World Rugby Chief Executive Brett Gosper has insisted there is no systematic doping problem in the game.
Gosper has been speaking at the Rugby World Cup launch defending the drug-testing regime of the organisation.
“First of all, we invest vast sums of money in a very meticulous drug-testing programme in terms of testing via passports,” said Gosper.
“We’ve been testing the players at this World Cup for the last four years and haven’t stopped, mainly out-of-competition, where you’re more likely to catch offenders.
“Our belief is that we do not have a systematic or institutional doping problem at the elite level of rugby.
“We’ve seen some evidence in the community, reflecting community desires to be looking good and fit and all the rest of it – not necessarily a rugby thing.
“But at the elite level, we’re not seeing that issue. We still believe rugby is a sport for all shapes and sizes, though they’re more fit shapes and sizes than back in the day.
Gosper says the upcoming law changes should take the focus away from size and brute strength associated with systematic doping.
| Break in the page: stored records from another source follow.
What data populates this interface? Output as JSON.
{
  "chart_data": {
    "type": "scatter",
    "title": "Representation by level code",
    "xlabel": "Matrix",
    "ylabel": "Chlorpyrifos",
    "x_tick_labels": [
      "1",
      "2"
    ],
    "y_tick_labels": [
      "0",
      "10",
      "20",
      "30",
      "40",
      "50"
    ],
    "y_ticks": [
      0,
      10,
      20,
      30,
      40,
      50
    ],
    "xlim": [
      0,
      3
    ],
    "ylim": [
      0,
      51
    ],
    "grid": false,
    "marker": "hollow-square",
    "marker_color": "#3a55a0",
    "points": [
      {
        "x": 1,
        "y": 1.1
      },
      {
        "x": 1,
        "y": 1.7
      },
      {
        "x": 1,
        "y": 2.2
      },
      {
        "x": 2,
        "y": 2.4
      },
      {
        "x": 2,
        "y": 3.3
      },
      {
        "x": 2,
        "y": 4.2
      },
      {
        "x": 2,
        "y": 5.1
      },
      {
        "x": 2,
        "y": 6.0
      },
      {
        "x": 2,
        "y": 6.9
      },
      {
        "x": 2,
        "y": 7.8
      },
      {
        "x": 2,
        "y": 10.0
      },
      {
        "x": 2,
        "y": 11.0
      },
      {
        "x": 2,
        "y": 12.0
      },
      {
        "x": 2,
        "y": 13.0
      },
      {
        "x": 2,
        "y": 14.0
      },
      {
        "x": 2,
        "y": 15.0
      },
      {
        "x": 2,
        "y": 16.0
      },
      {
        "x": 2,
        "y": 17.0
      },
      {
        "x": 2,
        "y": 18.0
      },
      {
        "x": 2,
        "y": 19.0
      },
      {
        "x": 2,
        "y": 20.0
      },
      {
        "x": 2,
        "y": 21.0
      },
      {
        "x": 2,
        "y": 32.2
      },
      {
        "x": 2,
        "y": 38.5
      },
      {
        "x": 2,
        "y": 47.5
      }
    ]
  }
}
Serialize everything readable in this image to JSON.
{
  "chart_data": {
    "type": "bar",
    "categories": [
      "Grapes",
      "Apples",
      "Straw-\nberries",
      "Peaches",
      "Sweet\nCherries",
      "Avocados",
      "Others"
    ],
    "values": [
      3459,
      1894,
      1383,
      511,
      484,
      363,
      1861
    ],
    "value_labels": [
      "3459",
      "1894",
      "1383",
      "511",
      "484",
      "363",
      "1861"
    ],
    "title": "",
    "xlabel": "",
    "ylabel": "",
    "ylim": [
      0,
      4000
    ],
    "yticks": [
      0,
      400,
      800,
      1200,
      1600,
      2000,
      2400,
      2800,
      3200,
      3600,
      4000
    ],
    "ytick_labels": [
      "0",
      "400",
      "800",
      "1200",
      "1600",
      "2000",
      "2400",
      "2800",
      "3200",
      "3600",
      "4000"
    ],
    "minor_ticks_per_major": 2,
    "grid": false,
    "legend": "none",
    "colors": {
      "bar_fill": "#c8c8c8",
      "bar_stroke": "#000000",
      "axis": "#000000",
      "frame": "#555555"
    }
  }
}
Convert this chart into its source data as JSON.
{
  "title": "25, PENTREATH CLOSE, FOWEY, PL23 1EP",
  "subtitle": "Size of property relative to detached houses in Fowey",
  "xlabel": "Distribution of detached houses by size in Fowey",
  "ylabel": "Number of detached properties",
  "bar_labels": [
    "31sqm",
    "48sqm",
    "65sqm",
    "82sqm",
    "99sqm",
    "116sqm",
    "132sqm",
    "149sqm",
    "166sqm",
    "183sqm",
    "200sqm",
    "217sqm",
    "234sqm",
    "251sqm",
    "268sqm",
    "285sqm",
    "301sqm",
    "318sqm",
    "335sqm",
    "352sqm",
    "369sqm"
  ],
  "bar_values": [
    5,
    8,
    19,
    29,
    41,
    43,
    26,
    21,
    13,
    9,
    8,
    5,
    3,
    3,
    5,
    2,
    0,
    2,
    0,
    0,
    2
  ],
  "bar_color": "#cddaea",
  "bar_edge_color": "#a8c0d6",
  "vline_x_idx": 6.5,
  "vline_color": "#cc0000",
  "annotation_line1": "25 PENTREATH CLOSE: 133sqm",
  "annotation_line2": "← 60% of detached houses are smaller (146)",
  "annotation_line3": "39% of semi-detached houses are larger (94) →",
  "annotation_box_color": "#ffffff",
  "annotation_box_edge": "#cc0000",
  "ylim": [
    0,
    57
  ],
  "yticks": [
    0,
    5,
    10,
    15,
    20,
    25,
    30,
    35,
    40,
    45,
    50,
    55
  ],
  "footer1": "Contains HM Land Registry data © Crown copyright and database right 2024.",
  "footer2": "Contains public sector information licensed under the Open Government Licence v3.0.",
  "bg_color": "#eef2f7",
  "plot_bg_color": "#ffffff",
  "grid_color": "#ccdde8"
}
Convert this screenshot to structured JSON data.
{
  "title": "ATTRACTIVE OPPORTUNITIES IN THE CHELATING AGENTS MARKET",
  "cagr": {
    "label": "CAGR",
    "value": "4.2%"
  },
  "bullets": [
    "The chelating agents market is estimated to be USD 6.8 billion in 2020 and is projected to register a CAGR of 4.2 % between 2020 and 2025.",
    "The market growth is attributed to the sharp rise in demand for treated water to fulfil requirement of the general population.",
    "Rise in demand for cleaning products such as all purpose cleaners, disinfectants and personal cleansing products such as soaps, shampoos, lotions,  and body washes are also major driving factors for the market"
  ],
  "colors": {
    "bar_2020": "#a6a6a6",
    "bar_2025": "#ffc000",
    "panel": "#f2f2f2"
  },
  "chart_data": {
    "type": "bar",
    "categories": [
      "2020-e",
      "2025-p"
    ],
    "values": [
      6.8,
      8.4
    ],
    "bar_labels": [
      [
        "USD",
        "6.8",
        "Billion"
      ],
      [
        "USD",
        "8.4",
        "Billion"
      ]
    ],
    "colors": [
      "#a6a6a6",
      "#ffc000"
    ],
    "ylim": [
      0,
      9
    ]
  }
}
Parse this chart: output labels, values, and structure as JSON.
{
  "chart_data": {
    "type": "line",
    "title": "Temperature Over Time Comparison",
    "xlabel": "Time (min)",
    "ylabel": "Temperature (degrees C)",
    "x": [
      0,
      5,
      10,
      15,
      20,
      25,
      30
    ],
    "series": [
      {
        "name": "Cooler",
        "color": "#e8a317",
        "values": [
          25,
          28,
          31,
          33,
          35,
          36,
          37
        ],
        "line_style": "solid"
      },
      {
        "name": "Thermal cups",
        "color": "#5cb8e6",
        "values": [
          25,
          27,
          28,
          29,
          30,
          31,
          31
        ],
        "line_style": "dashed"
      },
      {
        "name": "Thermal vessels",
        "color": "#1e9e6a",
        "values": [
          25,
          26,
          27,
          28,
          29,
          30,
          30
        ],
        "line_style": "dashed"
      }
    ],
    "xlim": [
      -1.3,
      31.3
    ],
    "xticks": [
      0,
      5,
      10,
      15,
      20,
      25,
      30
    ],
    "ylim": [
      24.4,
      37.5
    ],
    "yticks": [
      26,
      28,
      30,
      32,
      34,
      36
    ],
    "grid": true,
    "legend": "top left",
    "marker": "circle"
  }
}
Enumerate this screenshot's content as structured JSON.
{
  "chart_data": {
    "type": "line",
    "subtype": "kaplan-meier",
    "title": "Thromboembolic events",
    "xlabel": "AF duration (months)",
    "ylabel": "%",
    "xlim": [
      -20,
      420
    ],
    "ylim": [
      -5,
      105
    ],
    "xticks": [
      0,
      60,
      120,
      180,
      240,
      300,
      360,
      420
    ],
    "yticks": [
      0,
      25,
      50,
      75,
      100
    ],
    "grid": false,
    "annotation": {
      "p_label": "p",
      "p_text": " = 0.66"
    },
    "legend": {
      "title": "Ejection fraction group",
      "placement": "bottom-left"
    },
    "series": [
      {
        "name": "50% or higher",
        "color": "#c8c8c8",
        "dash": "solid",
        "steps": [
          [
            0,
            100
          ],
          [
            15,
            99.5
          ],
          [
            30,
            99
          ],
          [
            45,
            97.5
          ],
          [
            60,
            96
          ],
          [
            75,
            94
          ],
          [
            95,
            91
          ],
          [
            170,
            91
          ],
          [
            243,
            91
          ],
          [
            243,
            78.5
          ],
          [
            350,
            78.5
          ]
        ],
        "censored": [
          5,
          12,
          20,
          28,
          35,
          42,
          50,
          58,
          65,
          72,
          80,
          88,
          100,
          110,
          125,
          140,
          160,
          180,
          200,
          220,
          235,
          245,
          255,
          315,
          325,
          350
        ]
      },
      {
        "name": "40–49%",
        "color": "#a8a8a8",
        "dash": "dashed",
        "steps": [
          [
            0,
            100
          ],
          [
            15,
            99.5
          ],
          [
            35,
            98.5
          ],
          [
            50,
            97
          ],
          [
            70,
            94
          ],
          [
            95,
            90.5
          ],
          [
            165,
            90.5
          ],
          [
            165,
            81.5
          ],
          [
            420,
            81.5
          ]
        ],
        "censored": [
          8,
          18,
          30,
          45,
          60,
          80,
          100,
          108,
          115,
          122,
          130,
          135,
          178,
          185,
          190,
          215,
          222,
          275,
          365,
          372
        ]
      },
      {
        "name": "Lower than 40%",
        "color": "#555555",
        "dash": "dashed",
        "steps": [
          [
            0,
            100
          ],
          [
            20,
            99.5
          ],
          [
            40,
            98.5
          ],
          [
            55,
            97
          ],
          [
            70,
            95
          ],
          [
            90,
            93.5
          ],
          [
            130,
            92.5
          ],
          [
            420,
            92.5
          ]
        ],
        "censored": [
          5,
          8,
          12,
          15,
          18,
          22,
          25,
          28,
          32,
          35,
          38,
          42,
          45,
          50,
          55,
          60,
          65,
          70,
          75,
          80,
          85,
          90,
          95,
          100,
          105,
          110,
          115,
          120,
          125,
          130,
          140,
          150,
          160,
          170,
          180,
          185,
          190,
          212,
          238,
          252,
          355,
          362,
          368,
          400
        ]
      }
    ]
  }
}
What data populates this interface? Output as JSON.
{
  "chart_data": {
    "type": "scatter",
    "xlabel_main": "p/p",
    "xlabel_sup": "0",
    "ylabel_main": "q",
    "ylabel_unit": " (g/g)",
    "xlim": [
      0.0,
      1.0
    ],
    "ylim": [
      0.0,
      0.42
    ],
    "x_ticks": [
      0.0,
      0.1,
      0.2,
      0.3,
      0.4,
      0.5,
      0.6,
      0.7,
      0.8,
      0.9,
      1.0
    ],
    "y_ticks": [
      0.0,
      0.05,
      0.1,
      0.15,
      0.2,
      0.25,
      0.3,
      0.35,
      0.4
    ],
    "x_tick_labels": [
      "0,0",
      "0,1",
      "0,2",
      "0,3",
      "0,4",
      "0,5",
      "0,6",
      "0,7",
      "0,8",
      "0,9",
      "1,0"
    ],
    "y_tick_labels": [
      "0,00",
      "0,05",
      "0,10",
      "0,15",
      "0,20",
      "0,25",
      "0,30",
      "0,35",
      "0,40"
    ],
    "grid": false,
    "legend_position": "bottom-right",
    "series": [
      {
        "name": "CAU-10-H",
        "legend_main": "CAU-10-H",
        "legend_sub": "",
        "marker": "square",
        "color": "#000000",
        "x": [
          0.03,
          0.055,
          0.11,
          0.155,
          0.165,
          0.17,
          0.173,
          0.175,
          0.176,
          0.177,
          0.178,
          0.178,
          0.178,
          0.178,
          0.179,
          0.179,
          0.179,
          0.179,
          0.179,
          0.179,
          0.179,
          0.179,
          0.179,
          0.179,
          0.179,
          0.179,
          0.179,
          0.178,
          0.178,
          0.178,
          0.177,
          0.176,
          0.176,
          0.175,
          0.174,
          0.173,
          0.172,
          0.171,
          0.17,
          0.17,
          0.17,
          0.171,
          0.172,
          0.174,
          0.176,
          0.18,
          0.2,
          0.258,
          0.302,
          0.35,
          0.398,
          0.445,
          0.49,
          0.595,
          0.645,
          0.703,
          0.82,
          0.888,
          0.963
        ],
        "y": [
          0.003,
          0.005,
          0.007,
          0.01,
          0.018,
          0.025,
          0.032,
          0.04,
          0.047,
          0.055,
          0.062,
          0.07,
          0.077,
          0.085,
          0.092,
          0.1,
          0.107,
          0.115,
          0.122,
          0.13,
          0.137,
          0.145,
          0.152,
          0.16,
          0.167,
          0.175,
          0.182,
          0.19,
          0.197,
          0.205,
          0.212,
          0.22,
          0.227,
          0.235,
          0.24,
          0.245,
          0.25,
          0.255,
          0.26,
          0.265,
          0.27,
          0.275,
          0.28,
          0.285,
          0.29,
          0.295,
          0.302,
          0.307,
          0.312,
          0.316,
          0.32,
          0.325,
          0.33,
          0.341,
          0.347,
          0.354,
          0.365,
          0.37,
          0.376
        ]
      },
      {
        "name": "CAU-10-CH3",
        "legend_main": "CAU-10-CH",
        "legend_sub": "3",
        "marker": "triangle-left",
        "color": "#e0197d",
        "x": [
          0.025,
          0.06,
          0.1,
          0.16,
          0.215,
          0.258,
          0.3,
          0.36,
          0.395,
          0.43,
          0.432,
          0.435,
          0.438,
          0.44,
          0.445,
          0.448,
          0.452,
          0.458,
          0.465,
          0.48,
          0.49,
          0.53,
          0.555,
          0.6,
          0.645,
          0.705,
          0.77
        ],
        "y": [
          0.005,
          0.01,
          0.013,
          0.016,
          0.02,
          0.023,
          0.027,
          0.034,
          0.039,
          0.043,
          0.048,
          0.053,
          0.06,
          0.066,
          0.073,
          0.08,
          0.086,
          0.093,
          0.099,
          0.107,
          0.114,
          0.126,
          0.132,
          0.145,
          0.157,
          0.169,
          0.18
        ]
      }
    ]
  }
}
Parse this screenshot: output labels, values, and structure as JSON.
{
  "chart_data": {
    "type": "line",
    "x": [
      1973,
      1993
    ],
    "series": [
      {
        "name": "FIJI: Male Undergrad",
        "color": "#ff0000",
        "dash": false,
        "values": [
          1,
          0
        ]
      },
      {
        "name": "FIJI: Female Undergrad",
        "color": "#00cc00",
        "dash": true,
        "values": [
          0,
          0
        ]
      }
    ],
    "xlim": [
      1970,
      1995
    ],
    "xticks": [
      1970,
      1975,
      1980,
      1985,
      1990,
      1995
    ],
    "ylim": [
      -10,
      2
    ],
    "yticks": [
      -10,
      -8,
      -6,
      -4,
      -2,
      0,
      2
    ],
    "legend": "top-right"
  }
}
“We have also generated some pretty innovative law changes around player welfare designed to open up some space in the game, to take some of the brute strength elements out of it to try and progress in those areas. We’ll see how those trials go.
“Short answer, in the elite game there are exceptional findings occasionally but no systemic problem. We’re very confident in our drug-testing programme.”
On the back of upcoming SouthAfrican star and 2018 World Rugby ‘breakthrough player of the year’ Aphiwe Dyantyi failing a drugs test, questions have been asked of South Africa in particular.
There was also speculation about the shape of the players after a photo was widely shared on social media.
The @Springboks squad... a few half decent rigs... @rugbyworldcup contenders...? I wouldn’t be betting against them anyways. pic.twitter.com/FIgVzGuGli
— Stephen Ferris (@StephenFerris6) September 6, 2019
Gosper was adamant there is no systematic doping within the sport.
"Our belief is that we do not have a systematic or institutional doping problem at the elite level of rugby. We've seen some evidence in the community, reflecting community desires to be looking good and fit and all the rest of it - not necessarily a rugby thing.